Introduction to Indexes: Part 3 – The nonclustered index

  • Nadrek (1/7/2011)


    I didn't see any explanation of how, when, and why one would consider equality vs inequality of matches, and that's one of the areas I definitely need to learn more about.

    http://sqlinthewild.co.za/index.php/2009/01/19/index-columns-selectivity-and-equality-predicates/

    http://sqlinthewild.co.za/index.php/2009/02/06/index-columns-selectivity-and-inequality-predicates/

    Gail Shaw
    Microsoft Certified Master: SQL Server, MVP, M.Sc (Comp Sci)
    SQL In The Wild: Discussions on DB performance with occasional diversions into recoverability

    We walk in the dark places no others will enter
    We stand on the bridge and no one may pass
  • That makes sense. Thanks so much for the help and the fast reply!

  • great article . its very useful

    thanks !

  • Awesome, Gail, thanks a ton.

    Do you have the same screenshot for the last two query plans? They both look exactly the same and say they're query 1. But your description I believe refers to a difference.

  • I'd have to check, but I doubt I still have the code and screenshots available if it is the wrong one.

    Gail Shaw
    Microsoft Certified Master: SQL Server, MVP, M.Sc (Comp Sci)
    SQL In The Wild: Discussions on DB performance with occasional diversions into recoverability

    We walk in the dark places no others will enter
    We stand on the bridge and no one may pass
  • Oh, if only I had seen these articles the first time round, so much blood, sweat and tears would have been saved (especially the latter).

    Thank you Gail, excellent articles. I expect to be referring to these regularly.

  • "Include columns are useful in that they are columns available in the index but not contributing to the size of the index key"

    I don't think this is true. I worked on a table with 45M rows, which had about 18 non clustered indexes. Several of them were created with included columns(and some of them had lots) and their size was enormous. More than half the size of that db was in this table's indexes only. I dropped the 3 largest of them and I freed loads of space.

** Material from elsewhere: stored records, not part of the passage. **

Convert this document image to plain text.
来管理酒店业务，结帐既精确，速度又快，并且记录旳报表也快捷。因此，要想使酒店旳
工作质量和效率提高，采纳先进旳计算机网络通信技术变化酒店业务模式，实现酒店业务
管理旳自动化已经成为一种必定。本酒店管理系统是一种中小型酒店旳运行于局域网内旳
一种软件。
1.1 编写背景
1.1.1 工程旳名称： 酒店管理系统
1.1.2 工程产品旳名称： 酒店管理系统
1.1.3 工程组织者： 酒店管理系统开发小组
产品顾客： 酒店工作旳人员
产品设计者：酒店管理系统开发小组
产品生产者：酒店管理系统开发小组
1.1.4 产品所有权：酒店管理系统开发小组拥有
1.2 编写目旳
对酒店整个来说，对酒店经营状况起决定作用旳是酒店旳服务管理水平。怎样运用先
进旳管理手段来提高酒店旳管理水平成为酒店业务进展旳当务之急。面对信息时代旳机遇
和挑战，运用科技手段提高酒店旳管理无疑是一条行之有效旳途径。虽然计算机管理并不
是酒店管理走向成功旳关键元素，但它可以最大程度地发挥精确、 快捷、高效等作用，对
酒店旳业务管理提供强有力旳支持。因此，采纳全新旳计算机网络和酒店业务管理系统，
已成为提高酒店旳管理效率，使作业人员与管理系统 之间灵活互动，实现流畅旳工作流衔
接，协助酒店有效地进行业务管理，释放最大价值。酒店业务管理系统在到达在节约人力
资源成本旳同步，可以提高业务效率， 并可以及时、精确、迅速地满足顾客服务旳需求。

    Included columns do affect the index size. I must mention that those indexes were created in time by using the tuning advisor tool in MS for different queries by applying the recommendations. This tool might help with specific queries but they end up creating these huge indexes with included columns, which endup eating lots of space and actually killing performance.

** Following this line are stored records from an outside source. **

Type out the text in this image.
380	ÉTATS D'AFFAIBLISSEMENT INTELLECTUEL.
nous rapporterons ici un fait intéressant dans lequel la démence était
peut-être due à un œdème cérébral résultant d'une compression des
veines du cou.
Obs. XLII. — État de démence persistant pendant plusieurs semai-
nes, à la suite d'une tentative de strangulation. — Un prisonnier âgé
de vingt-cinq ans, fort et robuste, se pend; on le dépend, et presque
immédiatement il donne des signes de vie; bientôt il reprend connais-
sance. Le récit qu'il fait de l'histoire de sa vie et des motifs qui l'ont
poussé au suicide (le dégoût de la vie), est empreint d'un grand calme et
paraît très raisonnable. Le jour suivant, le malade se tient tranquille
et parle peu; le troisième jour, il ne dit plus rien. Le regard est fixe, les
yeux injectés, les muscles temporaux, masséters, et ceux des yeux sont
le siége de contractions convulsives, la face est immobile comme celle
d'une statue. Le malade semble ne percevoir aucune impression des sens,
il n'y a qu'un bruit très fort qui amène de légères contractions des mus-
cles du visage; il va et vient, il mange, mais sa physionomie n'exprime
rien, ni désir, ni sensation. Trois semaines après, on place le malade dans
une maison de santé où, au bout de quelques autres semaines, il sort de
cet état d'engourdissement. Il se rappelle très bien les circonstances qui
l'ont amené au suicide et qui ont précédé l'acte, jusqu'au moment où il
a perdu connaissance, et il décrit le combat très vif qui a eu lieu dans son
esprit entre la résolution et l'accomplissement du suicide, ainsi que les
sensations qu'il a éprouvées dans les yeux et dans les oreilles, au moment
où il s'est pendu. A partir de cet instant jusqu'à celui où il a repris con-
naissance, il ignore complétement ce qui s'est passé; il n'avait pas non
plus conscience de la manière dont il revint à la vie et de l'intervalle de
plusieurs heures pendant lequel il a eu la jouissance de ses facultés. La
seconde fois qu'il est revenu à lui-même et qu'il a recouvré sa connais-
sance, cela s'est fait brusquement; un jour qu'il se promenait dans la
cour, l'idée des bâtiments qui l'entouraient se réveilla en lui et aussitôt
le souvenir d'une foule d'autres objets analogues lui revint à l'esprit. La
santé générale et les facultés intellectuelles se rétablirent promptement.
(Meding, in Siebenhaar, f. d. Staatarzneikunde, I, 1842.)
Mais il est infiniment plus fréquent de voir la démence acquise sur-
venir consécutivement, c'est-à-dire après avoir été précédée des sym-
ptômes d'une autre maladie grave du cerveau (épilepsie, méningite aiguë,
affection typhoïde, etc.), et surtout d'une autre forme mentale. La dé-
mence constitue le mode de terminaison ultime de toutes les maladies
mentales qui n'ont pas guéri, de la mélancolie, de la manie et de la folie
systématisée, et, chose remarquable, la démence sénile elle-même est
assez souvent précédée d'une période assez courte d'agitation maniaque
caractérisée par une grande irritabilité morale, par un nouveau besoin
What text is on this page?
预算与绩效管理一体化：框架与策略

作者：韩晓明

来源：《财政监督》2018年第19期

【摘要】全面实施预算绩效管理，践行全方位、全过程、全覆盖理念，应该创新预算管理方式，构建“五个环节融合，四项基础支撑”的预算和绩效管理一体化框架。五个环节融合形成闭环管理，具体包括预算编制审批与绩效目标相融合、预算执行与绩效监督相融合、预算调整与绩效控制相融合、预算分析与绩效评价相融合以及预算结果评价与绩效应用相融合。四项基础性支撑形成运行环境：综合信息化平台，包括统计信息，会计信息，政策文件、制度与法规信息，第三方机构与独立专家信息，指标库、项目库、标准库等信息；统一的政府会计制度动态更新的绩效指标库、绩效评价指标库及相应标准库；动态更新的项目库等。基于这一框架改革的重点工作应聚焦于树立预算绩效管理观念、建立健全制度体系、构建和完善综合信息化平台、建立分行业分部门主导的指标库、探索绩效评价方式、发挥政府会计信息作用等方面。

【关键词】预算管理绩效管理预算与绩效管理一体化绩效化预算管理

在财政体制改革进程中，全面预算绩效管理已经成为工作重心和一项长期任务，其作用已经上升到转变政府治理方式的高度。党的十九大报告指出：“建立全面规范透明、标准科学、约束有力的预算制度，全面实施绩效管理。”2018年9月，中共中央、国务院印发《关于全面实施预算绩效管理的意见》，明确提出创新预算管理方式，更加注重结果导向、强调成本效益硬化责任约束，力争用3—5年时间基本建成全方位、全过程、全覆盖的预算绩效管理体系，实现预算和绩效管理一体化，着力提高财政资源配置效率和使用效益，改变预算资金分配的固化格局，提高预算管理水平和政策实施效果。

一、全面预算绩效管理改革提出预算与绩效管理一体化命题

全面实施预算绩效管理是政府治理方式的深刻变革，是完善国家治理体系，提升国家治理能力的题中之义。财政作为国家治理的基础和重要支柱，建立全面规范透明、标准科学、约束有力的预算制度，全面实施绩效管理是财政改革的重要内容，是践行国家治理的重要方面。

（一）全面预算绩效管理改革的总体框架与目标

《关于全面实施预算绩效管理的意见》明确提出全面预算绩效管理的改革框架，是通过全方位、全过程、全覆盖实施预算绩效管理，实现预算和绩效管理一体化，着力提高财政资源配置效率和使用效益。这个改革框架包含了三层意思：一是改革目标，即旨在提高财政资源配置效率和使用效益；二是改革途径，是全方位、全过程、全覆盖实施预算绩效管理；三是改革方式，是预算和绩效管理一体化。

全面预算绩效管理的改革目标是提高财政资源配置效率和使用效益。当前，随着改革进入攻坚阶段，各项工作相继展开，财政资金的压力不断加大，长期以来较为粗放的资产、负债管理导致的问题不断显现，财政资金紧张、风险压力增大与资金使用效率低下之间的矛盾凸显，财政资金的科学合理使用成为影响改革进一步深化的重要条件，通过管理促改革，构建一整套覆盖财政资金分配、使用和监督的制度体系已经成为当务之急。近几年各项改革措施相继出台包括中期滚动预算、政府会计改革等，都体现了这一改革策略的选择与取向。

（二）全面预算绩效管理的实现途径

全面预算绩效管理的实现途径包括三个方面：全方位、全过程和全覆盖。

    Don't just give the hungry man a fish, teach him how to catch it as well.

    the sqlist

  • the sqlist (1/21/2011)


    "Include columns are useful in that they are columns available in the index but not contributing to the size of the index key"

    ...

    Included columns do affect the index size.

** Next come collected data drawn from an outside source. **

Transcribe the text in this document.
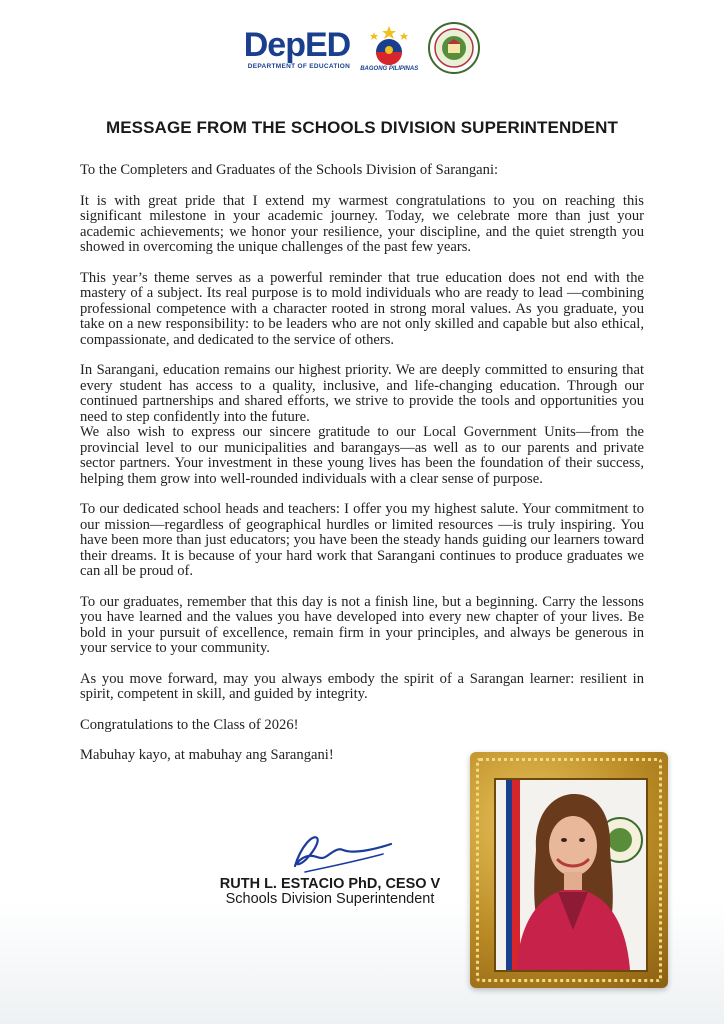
DepED
DEPARTMENT OF EDUCATION BAGONG PILIPINAS
MESSAGE FROM THE SCHOOLS DIVISION SUPERINTENDENT

To the Completers and Graduates of the Schools Division of Sarangani:

It is with great pride that I extend my warmest congratulations to you on reaching this significant milestone in your academic journey. Today, we celebrate more than just your academic achievements; we honor your resilience, your discipline, and the quiet strength you showed in overcoming the unique challenges of the past few years.

This year’s theme serves as a powerful reminder that true education does not end with the mastery of a subject. Its real purpose is to mold individuals who are ready to lead —combining professional competence with a character rooted in strong moral values. As you graduate, you take on a new responsibility: to be leaders who are not only skilled and capable but also ethical, compassionate, and dedicated to the service of others.

In Sarangani, education remains our highest priority. We are deeply committed to ensuring that every student has access to a quality, inclusive, and life-changing education. Through our continued partnerships and shared efforts, we strive to provide the tools and opportunities you need to step confidently into the future.

We also wish to express our sincere gratitude to our Local Government Units—from the provincial level to our municipalities and barangays—as well as to our parents and private sector partners. Your investment in these young lives has been the foundation of their success, helping them grow into well-rounded individuals with a clear sense of purpose.

To our dedicated school heads and teachers: I offer you my highest salute. Your commitment to our mission—regardless of geographical hurdles or limited resources —is truly inspiring. You have been more than just educators; you have been the steady hands guiding our learners toward their dreams. It is because of your hard work that Sarangani continues to produce graduates we can all be proud of.

To our graduates, remember that this day is not a finish line, but a beginning. Carry the lessons you have learned and the values you have developed into every new chapter of your lives. Be bold in your pursuit of excellence, remain firm in your principles, and always be generous in your service to your community.

As you move forward, may you always embody the spirit of a Sarangan learner: resilient in spirit, competent in skill, and guided by integrity.

Congratulations to the Class of 2026!

Mabuhay kayo, at mabuhay ang Sarangani!

RUTH L. ESTACIO PhD, CESO V
Schools Division Superintendent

    I never said they don't affect the index size. I said they don't affect the size of the index key, which they do not because they are not part of the index key and hence do not count towards the 900 byte limit on the index key.

    They are stored only at the leaf level of the index, not at the intermediate levels but since they are stored at the leaf level, they are part of the index and hence will contribute to the total size of the index on disk.

    Gail Shaw
    Microsoft Certified Master: SQL Server, MVP, M.Sc (Comp Sci)
    SQL In The Wild: Discussions on DB performance with occasional diversions into recoverability

    We walk in the dark places no others will enter
    We stand on the bridge and no one may pass
  • GilaMonster (1/21/2011)


    the sqlist (1/21/2011)


    "Include columns are useful in that they are columns available in the index but not contributing to the size of the index key"

    ...

    Included columns do affect the index size.

    I never said they don't affect the index size. I said they don't affect the size of the index key, which they do not because they are not part of the index key and hence do not count towards the 900 byte limit on the index key.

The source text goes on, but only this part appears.